The other way is to check every candidate word in your dictionary to see if it's contained within the word. This can be sped up by aggregating the dictionary; instead of every candidate word, you check all words that are anagrams of each other at once, since if any one of them is contained in your word, all of them are.
So start by building a dictionary whose key is a sorted string of letters and whose value is a list of the words that are anagrams of the key:
>>> from collections import defaultdict
>>> d = defaultdict(list)
>>> with open(r"c:\temp\words.txt", "r") as f:
for line in f.readlines():
if line[0].isupper(): continue
word = line.strip()
key = "".join(sorted(word.lower()))
d[key].append(word)
Now we need a function to see if a word contains a candidate. This function assumes that the word and candidate are both sorted, so that it can go through them both letter by letter and give up quickly when it finds that they don't match.

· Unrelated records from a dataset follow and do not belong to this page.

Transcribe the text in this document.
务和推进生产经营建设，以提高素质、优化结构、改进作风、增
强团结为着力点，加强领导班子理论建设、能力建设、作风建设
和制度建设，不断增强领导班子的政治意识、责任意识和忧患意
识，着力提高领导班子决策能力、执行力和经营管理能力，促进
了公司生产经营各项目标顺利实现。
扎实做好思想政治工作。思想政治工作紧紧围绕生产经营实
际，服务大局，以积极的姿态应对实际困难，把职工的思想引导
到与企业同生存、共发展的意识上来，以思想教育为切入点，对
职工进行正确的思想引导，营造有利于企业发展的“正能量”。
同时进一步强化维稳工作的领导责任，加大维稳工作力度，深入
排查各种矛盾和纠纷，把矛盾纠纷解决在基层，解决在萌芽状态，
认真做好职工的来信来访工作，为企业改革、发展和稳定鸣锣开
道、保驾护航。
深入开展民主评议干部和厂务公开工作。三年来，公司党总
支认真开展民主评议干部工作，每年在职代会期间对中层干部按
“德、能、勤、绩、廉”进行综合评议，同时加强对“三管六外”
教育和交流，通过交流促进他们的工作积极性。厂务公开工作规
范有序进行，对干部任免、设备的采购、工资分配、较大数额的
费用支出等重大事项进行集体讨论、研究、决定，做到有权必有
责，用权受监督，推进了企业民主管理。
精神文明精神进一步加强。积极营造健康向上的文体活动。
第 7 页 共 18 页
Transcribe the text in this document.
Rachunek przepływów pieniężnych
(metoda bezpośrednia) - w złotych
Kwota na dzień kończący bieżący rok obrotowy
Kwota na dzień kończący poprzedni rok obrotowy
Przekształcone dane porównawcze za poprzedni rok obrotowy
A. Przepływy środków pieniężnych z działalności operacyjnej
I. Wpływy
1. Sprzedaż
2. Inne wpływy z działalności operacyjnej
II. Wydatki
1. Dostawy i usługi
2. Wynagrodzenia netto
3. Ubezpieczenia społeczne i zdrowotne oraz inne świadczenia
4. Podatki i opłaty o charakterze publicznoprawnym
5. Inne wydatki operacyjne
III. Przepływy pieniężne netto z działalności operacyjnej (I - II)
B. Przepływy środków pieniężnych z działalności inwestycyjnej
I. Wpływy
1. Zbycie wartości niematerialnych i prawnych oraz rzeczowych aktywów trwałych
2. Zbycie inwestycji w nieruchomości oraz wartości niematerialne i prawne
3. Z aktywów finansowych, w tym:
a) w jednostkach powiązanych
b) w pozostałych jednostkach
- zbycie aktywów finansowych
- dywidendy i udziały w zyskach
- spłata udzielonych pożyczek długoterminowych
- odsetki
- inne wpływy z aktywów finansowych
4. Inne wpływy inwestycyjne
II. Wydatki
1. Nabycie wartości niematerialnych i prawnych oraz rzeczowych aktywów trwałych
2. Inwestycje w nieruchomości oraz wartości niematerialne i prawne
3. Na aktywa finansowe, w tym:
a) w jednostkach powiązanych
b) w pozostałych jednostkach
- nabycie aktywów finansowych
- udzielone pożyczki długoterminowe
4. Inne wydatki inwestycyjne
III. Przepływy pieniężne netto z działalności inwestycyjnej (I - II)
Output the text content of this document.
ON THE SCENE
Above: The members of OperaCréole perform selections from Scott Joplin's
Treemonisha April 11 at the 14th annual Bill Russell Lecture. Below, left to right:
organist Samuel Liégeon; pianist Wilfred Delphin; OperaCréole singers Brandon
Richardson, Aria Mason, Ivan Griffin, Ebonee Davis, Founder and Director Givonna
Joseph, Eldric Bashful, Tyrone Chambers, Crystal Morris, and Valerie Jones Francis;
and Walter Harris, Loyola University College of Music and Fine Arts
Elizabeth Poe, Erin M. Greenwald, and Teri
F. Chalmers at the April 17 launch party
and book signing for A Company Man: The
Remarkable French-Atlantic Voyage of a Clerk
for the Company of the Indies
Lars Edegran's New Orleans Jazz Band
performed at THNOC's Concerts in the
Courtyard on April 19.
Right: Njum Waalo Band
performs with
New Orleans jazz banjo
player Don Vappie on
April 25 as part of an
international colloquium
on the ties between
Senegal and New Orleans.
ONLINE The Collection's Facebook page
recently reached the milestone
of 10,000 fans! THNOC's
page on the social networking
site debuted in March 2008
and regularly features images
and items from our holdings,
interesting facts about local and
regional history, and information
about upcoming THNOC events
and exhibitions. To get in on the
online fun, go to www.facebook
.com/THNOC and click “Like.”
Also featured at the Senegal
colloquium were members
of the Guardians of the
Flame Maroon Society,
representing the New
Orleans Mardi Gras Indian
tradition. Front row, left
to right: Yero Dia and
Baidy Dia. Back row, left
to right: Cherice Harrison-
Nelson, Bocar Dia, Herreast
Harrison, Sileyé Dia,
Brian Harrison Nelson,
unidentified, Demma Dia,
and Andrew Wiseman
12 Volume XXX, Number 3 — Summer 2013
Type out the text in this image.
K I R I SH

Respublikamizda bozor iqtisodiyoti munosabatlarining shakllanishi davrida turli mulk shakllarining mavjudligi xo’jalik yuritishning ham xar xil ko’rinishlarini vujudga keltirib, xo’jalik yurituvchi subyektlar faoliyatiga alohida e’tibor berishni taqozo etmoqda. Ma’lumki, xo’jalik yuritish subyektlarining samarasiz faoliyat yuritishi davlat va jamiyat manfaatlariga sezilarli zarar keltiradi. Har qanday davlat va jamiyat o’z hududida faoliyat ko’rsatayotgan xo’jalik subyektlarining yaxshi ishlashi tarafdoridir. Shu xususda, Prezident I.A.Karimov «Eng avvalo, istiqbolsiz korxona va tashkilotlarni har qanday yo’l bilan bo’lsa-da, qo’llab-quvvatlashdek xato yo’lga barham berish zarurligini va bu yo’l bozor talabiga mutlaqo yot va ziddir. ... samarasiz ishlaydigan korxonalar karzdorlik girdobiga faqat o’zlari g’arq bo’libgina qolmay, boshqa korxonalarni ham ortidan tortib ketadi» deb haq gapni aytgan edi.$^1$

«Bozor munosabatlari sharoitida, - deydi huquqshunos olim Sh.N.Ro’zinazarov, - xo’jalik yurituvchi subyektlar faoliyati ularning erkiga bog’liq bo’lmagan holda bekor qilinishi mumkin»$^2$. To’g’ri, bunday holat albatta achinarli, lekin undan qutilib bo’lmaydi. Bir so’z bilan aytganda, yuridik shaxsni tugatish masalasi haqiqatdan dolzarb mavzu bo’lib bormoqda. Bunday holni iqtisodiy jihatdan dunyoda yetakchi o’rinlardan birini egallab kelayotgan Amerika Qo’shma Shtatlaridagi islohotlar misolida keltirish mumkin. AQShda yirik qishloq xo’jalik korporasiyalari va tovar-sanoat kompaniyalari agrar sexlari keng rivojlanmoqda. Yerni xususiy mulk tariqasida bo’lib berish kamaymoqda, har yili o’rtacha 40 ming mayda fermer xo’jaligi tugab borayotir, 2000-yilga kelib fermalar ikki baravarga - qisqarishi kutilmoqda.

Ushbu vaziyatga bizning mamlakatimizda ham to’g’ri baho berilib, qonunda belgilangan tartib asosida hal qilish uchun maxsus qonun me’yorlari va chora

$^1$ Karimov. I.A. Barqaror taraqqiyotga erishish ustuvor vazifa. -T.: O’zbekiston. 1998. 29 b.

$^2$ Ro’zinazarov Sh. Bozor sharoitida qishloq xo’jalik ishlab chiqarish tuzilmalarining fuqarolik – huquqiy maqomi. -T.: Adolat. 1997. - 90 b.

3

>>> def contains(sorted_word, sorted_candidate):
wchars = (c for c in sorted_word)
for cc in sorted_candidate:
while(True):
try:
wc = wchars.next()
except StopIteration:
return False
if wc < cc: continue
if wc == cc: break
return False
return True
Now find all the candidate keys in the dictionary that are contained by the word, and aggregate all of their values into a single list:
>>> w = sorted("mythopoetic")
>>> result = []
>>> for k in d.keys():
if contains(w, k): result.extend(d[k])
>>> len(result)
429
>>> sorted(result)[:20]
['c', 'ce', 'cep', 'ceti', 'che', 'chetty', 'chi', 'chime', 'chip', 'chit', 'chitty', 'cho', 'chomp', 'choop', 'chop', 'chott', 'chyme', 'cipo', 'cit', 'cite']
That last step takes about a quarter second on my laptop; there are 195K keys in my dictionary (I'm using the BSD Unix words file).